Setting in the southwest is the teapot shape of Sagittarius, which marks the heart of our Milky Way Galaxy, but the best view of our Galaxy lies overhead now. The brightest star of the northern hemisphere, Vega dominates the sky in the northwest. To the northeast of Vega is Deneb, the brightest star of Cygnus the Swan. To the south is Altair, the brightest star of Aquila the Eagle, the third member of the three bright stars that make the Summer Triangle so obvious in the NE these clear autumn evenings. Use binocs and your sky map to spot many clusters here, using the SkyMap download to locate some of the best ones plotted and described on the back.

Overhead the square of Pegasus is a beacon of fall. South of it is the only bright star of Fall, Fomalhaut. If the southern skies of Fall look sparse, it is because we are looking away from our Galaxy into the depths of intergalactic space.

The constellation Cassiopeia makes a striking W, rising in the NE as the Big Dipper sets in the NW. Polaris lies about midway between them. She contains many nice star clusters for binocular users in her outer arm of our Milky Way, extending to the NE now. Her daughter, Andromeda, starts with the NE corner star of Pegasus’’ Square, and goes NE with two more bright stars in a row.
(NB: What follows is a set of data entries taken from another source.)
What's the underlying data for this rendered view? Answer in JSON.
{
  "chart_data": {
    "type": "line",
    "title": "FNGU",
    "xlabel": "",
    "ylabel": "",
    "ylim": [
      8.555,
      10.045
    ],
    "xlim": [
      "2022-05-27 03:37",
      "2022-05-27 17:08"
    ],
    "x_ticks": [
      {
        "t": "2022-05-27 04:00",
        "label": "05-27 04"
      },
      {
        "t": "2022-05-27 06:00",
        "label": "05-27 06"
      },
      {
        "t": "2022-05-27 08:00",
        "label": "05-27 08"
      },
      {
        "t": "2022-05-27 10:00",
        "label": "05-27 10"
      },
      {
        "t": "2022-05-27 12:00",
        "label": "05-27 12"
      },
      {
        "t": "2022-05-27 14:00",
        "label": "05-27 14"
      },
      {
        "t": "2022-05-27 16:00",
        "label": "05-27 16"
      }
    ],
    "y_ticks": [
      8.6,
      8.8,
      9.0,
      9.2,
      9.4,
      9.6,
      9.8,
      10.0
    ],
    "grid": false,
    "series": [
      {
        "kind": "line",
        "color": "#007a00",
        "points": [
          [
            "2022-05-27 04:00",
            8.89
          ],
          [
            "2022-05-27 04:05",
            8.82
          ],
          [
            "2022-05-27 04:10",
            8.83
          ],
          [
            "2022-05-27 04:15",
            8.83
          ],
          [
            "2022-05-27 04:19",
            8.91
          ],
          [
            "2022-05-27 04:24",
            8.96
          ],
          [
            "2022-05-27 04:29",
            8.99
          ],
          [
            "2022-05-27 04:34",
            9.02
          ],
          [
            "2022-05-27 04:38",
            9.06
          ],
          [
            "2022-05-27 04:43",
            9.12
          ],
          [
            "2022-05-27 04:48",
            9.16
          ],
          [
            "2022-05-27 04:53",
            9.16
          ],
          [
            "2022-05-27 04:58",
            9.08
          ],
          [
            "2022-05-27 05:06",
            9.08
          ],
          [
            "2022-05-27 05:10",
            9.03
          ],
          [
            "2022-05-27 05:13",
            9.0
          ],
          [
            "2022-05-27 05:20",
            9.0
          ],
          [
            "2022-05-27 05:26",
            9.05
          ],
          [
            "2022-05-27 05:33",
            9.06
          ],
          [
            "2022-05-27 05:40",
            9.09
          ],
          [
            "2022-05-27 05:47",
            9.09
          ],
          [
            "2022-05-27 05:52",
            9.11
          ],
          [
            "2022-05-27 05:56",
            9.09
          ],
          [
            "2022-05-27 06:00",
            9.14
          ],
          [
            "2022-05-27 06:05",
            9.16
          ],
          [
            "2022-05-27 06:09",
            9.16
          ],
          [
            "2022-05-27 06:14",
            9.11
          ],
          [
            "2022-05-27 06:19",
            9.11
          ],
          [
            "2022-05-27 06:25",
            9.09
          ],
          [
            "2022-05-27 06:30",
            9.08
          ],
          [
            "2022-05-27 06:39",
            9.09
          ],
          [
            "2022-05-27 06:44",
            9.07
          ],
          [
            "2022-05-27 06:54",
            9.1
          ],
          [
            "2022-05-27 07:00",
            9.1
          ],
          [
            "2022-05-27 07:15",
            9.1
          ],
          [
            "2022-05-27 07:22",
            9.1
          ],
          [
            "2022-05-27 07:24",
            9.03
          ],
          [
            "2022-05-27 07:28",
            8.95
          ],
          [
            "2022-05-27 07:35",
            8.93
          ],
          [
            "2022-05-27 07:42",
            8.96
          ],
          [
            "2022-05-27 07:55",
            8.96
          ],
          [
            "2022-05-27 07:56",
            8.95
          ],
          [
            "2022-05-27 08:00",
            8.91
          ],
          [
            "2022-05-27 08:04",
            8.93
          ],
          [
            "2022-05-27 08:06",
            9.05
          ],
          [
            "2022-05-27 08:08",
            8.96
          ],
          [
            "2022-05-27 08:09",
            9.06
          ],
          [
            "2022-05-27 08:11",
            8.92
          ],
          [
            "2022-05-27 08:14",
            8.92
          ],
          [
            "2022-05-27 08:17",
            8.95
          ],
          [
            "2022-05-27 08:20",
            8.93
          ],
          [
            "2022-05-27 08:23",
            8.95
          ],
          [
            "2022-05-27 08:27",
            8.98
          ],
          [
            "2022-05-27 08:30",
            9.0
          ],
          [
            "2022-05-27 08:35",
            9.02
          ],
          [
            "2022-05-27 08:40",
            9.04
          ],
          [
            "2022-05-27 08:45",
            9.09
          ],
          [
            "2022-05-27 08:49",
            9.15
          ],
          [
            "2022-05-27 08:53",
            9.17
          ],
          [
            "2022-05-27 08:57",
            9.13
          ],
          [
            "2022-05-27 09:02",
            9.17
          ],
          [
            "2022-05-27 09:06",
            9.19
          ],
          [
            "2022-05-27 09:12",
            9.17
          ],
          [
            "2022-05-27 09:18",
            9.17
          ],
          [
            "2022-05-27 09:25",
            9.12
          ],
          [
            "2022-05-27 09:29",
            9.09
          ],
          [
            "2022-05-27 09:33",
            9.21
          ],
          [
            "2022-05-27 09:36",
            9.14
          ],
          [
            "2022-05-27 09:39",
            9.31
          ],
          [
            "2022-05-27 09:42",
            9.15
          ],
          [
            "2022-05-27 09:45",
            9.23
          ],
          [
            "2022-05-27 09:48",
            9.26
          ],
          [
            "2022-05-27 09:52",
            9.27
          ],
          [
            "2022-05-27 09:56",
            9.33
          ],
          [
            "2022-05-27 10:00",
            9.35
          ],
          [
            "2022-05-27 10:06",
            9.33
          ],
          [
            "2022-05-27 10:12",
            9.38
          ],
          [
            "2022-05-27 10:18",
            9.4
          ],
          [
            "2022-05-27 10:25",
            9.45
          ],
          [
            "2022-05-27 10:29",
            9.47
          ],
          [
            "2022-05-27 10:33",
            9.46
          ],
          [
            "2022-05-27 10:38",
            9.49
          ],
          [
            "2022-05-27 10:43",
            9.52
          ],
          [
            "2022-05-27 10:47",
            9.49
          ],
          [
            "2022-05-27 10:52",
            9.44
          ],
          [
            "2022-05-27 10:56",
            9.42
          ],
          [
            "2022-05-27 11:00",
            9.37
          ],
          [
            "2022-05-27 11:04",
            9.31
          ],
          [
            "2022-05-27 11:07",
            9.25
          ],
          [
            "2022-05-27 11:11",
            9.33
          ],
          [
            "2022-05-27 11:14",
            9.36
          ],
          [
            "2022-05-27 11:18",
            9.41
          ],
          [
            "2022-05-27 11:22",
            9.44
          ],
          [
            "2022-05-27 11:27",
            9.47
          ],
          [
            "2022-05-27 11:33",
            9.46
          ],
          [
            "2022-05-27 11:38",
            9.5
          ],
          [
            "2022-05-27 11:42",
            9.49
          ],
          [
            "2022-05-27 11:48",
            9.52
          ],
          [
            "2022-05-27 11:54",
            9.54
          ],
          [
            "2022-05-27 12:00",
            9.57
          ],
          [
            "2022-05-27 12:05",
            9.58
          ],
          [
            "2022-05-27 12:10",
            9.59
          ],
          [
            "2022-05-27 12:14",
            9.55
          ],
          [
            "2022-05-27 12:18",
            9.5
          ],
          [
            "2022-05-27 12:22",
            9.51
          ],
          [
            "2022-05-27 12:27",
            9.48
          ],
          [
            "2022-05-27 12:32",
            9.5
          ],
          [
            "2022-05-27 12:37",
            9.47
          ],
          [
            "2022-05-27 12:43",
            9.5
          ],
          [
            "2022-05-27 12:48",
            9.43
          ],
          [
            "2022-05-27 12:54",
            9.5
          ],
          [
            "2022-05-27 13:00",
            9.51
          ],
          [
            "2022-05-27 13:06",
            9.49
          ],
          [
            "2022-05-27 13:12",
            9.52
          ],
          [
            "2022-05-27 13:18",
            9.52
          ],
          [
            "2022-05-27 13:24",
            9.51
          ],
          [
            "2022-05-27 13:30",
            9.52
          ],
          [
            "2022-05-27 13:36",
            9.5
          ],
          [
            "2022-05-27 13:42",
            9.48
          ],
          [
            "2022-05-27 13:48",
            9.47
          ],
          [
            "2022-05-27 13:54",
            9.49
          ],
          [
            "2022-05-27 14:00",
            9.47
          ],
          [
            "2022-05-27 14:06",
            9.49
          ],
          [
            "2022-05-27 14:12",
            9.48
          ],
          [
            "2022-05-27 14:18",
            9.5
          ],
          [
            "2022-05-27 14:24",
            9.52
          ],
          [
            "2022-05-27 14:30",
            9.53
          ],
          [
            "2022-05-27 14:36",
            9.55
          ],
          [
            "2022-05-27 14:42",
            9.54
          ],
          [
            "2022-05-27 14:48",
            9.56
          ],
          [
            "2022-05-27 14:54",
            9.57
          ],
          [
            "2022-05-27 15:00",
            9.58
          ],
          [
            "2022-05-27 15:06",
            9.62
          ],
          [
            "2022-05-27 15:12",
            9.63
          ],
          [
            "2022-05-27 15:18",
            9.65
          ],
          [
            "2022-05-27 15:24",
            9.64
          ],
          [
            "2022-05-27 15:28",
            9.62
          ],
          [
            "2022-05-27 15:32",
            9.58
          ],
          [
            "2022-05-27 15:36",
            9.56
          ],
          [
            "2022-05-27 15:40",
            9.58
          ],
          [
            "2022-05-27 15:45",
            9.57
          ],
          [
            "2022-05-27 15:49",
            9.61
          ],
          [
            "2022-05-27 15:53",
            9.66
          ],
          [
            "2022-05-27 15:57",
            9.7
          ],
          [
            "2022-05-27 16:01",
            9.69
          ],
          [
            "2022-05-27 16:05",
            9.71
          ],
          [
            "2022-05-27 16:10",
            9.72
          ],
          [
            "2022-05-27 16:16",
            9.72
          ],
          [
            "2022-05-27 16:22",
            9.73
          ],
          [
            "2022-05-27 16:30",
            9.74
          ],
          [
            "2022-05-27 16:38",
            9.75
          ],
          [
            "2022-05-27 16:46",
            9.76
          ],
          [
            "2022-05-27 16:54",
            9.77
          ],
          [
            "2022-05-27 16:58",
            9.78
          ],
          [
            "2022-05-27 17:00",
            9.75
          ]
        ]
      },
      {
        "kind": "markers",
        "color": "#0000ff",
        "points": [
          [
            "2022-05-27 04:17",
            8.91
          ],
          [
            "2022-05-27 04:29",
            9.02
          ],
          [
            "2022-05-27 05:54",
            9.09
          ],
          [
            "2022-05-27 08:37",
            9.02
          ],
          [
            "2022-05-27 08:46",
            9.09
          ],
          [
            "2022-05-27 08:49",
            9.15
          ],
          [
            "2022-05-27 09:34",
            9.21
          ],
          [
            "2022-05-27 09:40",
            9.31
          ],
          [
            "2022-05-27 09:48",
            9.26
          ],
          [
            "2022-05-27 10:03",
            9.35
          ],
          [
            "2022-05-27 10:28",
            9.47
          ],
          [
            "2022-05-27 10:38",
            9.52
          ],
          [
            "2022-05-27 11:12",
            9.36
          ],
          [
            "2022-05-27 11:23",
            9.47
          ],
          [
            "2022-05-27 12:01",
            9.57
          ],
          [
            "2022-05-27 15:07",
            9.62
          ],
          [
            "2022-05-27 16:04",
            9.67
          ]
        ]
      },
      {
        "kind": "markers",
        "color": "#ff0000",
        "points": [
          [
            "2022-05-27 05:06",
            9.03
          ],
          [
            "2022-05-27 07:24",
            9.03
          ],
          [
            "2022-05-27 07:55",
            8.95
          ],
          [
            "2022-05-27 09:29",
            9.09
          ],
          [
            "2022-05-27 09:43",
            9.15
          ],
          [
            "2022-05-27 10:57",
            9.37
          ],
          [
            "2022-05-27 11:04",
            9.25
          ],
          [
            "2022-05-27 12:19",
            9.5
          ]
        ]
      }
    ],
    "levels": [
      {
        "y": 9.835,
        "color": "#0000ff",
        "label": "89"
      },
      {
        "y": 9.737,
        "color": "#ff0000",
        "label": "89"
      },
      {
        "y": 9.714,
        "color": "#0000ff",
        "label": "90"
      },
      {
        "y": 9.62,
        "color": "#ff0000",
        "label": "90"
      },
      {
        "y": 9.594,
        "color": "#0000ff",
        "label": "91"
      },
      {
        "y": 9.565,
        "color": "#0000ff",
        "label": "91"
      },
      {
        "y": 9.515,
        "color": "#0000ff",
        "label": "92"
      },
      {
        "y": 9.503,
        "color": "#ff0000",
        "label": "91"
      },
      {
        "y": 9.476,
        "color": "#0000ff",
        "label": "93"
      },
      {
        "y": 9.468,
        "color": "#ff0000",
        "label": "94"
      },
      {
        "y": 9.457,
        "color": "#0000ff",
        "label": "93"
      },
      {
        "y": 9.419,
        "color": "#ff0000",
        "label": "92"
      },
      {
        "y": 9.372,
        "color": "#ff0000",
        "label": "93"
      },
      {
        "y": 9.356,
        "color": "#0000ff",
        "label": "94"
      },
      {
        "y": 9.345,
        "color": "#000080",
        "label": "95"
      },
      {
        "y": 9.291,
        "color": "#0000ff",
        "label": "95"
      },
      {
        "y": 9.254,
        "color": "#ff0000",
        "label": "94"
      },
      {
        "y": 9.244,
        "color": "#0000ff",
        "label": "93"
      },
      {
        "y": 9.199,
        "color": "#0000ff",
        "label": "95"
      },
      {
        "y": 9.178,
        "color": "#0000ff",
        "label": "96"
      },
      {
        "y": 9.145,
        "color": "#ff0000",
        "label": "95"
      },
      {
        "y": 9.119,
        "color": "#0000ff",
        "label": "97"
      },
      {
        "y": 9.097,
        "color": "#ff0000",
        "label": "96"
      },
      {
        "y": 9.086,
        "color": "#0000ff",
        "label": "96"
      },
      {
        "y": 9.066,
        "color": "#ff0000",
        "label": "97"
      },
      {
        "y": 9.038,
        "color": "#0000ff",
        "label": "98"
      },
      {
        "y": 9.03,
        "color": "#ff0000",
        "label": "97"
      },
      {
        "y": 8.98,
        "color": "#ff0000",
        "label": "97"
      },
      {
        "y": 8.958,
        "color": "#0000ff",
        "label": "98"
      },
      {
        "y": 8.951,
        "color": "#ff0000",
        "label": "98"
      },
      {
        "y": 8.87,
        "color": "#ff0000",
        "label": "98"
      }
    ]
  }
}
It is from the middle star, beta Andromeda, that we proceed about a quarter the way to the top star in the W of Cassiopeia, and look for a faint blur with the naked eye. M-31, the Andromeda Galaxy, is the most distant object visible with the naked eye, lying about 2.5 million light years distant.

To the northeast, Andromeda’s hero, Perseus, rises. Between him and Cassiopeia is the fine Double Cluster, faintly visible with the naked eye and two fine binocular objects in the same field. Perseus contains the famed eclipsing binary star Algol, where the Arabs imagined the eye of the gorgon Medusa would lie. It fades to a third its normal brightness for six out of every 70 hours, as a larger but cooler orange giant covers about 80% of the smaller but hotter and thus brighter companion as seen from Earth. Check it out on a clear November evening, and see it the gorgon is winking at you. If so, then instead of being as bright as Polaris, Algol fade to be only as bright as kappa Persei, the star just to its south. Look at Perseus’ feet for the famed Pleiades cluster to rise, a sure sign of bright winter stars to come. In fact, yellow Capella, a giant star the same temperature and color as our much smaller Sun, rises at 7 PM as November begins along the northeastern horizon. It is the fifth brightest star in the sky, and a beacon of the colorful and bright winter stars to come.